Planning all this before launch ensures that your campaign flows effortlessly and keeps your audience engaged from announcement to release day. If you’re not comfortable editing footage yourself it’s worth hiring a freelancer to help you out. They’re fairly cheap but make sure you send them some references to avoid too many back and forth adjustments.

Audience Warming

The biggest shift in music promotion over the last decade has been the power of algorithms. If you want your song to perform well, you need to signal to the platforms that your audience is engaged before you even drop the track. The best way to do this? Gradual storytelling and consistent content.

  • Share your creative process and show the journey behind the song.
  • Post consistently, stick to a schedule and create anticipation.
  • Engage with your fans, respond to comments, go live, and make your audience feel like they’re part of the journey.
  • Seed your music. Use snippets of your song in TikTok videos, Instagram reels, and background music for other content.

When done correctly, this ensures that when your song drops, the algorithms are already working in your favor. They can provide a huge organic boost to your engagement but you need to feed them with the right content. This also touches on an important psychological principle of the “mere exposure effect”.

Today's listeners are overwhelmed. The "mere exposure effect" teaches us that people develop preferences for things simply because they're familiar with them. In music, this means listeners are more likely to stream, save, and share tracks they've been exposed to previously, even in snippet form.
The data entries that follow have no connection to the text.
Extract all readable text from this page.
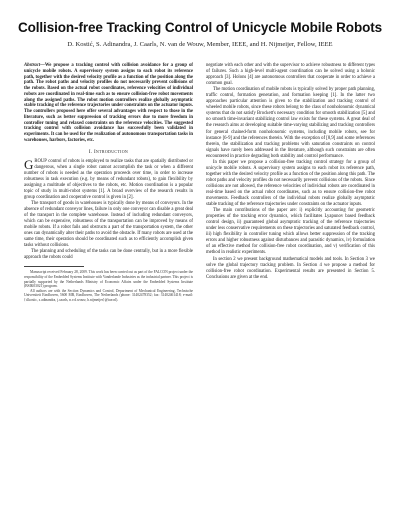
Collision-free Tracking Control of Unicycle Mobile Robots
D. Kostić, S. Adinandra, J. Caarls, N. van de Wouw, Member, IEEE, and H. Nijmeijer, Fellow, IEEE
Abstract—We propose a tracking control with collision avoidance for a group of unicycle mobile robots. A supervisory system assigns to each robot its reference path, together with the desired velocity profile as a function of the position along the path. The robot paths and velocity profiles do not necessarily prevent collisions of the robots. Based on the actual robot coordinates, reference velocities of individual robots are coordinated in real-time such as to ensure collision-free robot movements along the assigned paths. The robot motion controllers realize globally asymptotic stable tracking of the reference trajectories under constraints on the actuator inputs. The controllers proposed here offer several advantages with respect to those in the literature, such as better suppression of tracking errors due to more freedom in controller tuning and relaxed constraints on the reference velocities. The suggested tracking control with collision avoidance has successfully been validated in experiments. It can be used for the realization of autonomous transportation tasks in warehouses, harbors, factories, etc.
I. Introduction

GROUP control of robots is employed to realize tasks that are spatially distributed or dangerous, when a single robot cannot accomplish the task or when a different number of robots is needed as the operation proceeds over time, in order to increase robustness in task execution (e.g. by means of redundant robots), to gain flexibility by assigning a multitude of objectives to the robots, etc. Motion coordination is a popular topic of study in multi-robot systems [1]. A broad overview of the research results in group coordination and cooperative control is given in [2].

The transport of goods in warehouses is typically done by means of conveyors. In the absence of redundant conveyor lines, failure in only one conveyor can disable a great deal of the transport in the complete warehouse. Instead of including redundant conveyors, which can be expensive, robustness of the transportation can be improved by means of mobile robots. If a robot fails and obstructs a part of the transportation system, the other ones can dynamically alter their paths to avoid the obstacle. If many robots are used at the same time, their operation should be coordinated such as to efficiently accomplish given tasks without collisions.

The planning and scheduling of the tasks can be done centrally, but in a more flexible approach the robots could

Manuscript received February 28, 2009. This work has been carried out as part of the FALCON project under the responsibility of the Embedded Systems Institute with Vanderlande Industries as the industrial partner. This project is partially supported by the Netherlands Ministry of Economic Affairs under the Embedded Systems Institute (BSIK03021) program.

All authors are with the Section Dynamics and Control, Department of Mechanical Engineering, Technische Universiteit Eindhoven, 5600 MB, Eindhoven, The Netherlands (phone: 31402478352; fax: 31402461418; e-mail: {d.kostic, s.adinandra, j.caarls, n.v.d.wouw, h.nijmeijer}@tue.nl).

negotiate with each other and with the supervisor to achieve robustness to different types of failures. Such a high-level multi-agent coordination can be solved using a holonic approach [3]. Holons [4] are autonomous controllers that cooperate in order to achieve a common goal.

The motion coordination of mobile robots is typically solved by proper path planning, traffic control, formation generation, and formation keeping [1]. In the latter two approaches particular attention is given to the stabilization and tracking control of wheeled mobile robots, since these robots belong to the class of nonholonomic dynamical systems that do not satisfy Brockett's necessary condition for smooth stabilization [5] and no smooth time-invariant stabilizing control law exists for these systems. A great deal of the research aims at developing suitable time-varying stabilizing and tracking controllers for general chained-form nonholonomic systems, including mobile robots, see for instance [6-9] and the references therein. With the exception of [8,9] and some references therein, the stabilization and tracking problems with saturation constraints on control signals have rarely been addressed in the literature, although such constraints are often encountered in practice degrading both stability and control performance.

In this paper we propose a collision-free tracking control strategy for a group of unicycle mobile robots. A supervisory system assigns to each robot its reference path, together with the desired velocity profile as a function of the position along this path. The robot paths and velocity profiles do not necessarily prevent collisions of the robots. Since collisions are not allowed, the reference velocities of individual robots are coordinated in real-time based on the actual robot coordinates, such as to ensure collision-free robot movements. Feedback controllers of the individual robots realize globally asymptotic stable tracking of the reference trajectories under constraints on the actuator inputs.

The main contributions of the paper are: i) explicitly accounting for geometric properties of the tracking error dynamics, which facilitates Lyapunov based feedback control design, ii) guaranteed global asymptotic tracking of the reference trajectories under less conservative requirements on these trajectories and saturated feedback control, iii) high flexibility in controller tuning which allows better suppression of the tracking errors and higher robustness against disturbances and parasitic dynamics, iv) formulation of an effective method for collision-free robot coordination, and v) verification of this method in realistic experiments.

In section 2 we present background mathematical models and tools. In Section 3 we solve the global trajectory tracking problem. In Section 4 we propose a method for collision-free robot coordination. Experimental results are presented in Section 5. Conclusions are given at the end.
By dropping music with no prior exposure, artists miss the opportunity to create the familiarity that drives deeper engagement. 

Strategic Fragmentation

At the core of a pre-release campaign is "strategic fragmentation", the process of breaking your track into attention-grabbing segments that build familiarity without exhausting interest. 

Platforms like TikTok have formalized this approach through services like SoundOn, but the strategy extends far beyond any single platform. The key insight is that carefully selected 15-30 second segments of your track can create more powerful anticipation than traditional promotional approaches.

These fragments are carefully selected to showcase the most compelling elements of your track while leaving listeners wanting more. When properly executed, this approach transforms your audience into active participants eager for the full release.

What makes this approach powerful is how it aligns with both platform algorithms and human psychology. Platforms reward engagement; humans develop attachment to things they've experienced repeatedly. Strategic fragmentation serves both simultaneously.

Not all sections of your track are equally effective as pre-release content. Analyze your song to identify 3-5 distinct "hook points" that:

  • Showcase the most memorable parts of your track (build up into the drop, chorus hook etc.) 
  • Stand alone effectively in short-form content
  • Create curiosity gaps that leave listeners wanting more

For instrumental tracks, focus on distinctive melodic phrases or drop sections. For vocal tracks, prioritize memorable lyrics combined with strong musical moments.